1. Expatriate Tax Regime

High-skilled professionals may qualify for tax exemptions on benefits such as relocation allowances and housing costs.

2. Personal Deductions

Childcare, mortgage loans, and insurance expenses can be deducted from taxable income.

3. Social Security Contributions

Mandatory social security contributions reduce taxable income. Employers and employees share social security payments, typically around 25% (employer) and 13% (employee).

VAT and Other Indirect Taxes

In addition to income tax, Sri Lankans living in Belgium must consider VAT and other indirect taxes.

  • Standard VAT Rate: 21% (applies to most goods and services)
  • Reduced VAT Rates: 6% and 12% (for essential goods, public transport, etc.)

Remitting Money from Belgium to Sri Lanka: Tax Implications

Many Sri Lankan expatriates send money online to Sri Lanka from Belgium to support their families. Hence, understanding the tax implications is crucial.

Is There a Tax on Remittances?

  • Belgium does not tax money transfers abroad.
  • Sri Lanka does not tax remittances received from family abroad.
  • However, financial authorities may monitor large transfers to ensure compliance with anti-money laundering regulations.

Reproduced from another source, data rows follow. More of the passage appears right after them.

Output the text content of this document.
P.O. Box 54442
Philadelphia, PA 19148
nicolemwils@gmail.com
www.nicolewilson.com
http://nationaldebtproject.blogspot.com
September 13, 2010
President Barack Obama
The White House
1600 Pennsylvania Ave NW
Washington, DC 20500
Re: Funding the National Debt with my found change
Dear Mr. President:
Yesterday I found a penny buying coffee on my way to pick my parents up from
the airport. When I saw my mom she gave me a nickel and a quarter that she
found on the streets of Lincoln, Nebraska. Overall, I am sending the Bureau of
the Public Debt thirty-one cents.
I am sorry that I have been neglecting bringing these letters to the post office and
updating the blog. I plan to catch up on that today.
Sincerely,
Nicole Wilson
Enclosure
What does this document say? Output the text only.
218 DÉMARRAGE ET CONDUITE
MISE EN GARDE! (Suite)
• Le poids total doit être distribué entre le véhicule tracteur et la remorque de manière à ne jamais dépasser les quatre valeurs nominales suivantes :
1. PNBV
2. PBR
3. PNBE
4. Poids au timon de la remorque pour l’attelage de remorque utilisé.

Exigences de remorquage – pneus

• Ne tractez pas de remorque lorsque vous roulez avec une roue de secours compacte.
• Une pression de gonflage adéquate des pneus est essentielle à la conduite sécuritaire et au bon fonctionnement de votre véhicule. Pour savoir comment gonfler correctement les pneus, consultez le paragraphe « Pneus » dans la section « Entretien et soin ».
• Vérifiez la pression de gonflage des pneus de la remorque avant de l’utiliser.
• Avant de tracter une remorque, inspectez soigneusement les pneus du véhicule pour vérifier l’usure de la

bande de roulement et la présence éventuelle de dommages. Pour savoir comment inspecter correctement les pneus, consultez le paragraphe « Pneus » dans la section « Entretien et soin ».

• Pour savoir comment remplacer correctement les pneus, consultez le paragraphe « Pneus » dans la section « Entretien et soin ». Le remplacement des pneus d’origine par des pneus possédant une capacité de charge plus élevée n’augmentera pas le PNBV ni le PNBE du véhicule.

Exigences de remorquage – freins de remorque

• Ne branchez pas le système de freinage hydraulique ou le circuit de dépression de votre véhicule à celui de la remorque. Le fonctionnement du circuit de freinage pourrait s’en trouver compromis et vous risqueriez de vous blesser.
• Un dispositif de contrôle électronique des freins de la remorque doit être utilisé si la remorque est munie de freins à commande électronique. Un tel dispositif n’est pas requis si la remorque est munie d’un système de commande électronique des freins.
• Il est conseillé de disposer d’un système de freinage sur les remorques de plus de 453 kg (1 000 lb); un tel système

Read more: The Emotional Journey: Staying Connected with Loved Ones in Sri Lanka While Working in Italy

Best Ways to Remit Money to Sri Lanka from Belgium

Choosing a secure and cost-effective option is crucial when sending money online to Sri Lanka from Belgium. Here are the best methods:

1. Online Remittance Services

  • Faster, reliable, and offer competitive exchange rates.
  • Examples: ACE Money Transfer, Western Union, and Wise.

2. Bank Transfers

  • Secure but may have higher fees and slower processing times.

3. Cryptocurrency Transfers

  • It is not widely used but can be an alternative method for some users.

How to Stay Compliant with Belgian Tax Laws?

To avoid legal issues, Sri Lankan expatriates should:

  • File their tax returns annually before June 30.
  • Keep records of foreign income and remittances.
  • Consult a tax advisor to maximize their benefits and deductions.

Easy Transfers, Smart Taxes: Financial Tips for Sri Lankans in Belgium!

Navigating tax obligations as a Sri Lankan expatriate in Belgium requires a solid understanding of Belgian tax laws and international treaties. You can manage your finances effectively while ensuring cost-efficient remittances by using available deductions, understanding double taxation agreements, and choosing the appropriate method for making an online money transfer from Belgium to Sri Lanka.

FAQs

Do I need to pay taxes on my Sri Lankan income while living in Belgium?

Yes, Belgium taxes residents on their worldwide income, but you can claim tax credits under the DTAA to avoid double taxation.

What are the tax rates for personal income in Belgium?

Belgium’s tax rates range from 25% to 50%, depending on their income levels.

Is there a tax on money transfers from Belgium to Sri Lanka?

No, Belgium does not tax outgoing remittances, and Sri Lanka does not tax received remittances from their family abroad.

Can I qualify for tax deductions as an expat?

Yes, you may qualify for deductions on childcare, housing loans, insurance premiums, and social security contributions.

What is the best way to send money from Belgium to Sri Lanka?

Online money transfer services like ACE Money Transfer offer fast, secure, and cost-effective options for sending money online to Sri Lanka from Belgium. By understanding Belgium’s tax system and leveraging financial tools wisely, Sri Lankan expatriates can optimize their earnings while staying compliant with the laws of taxation.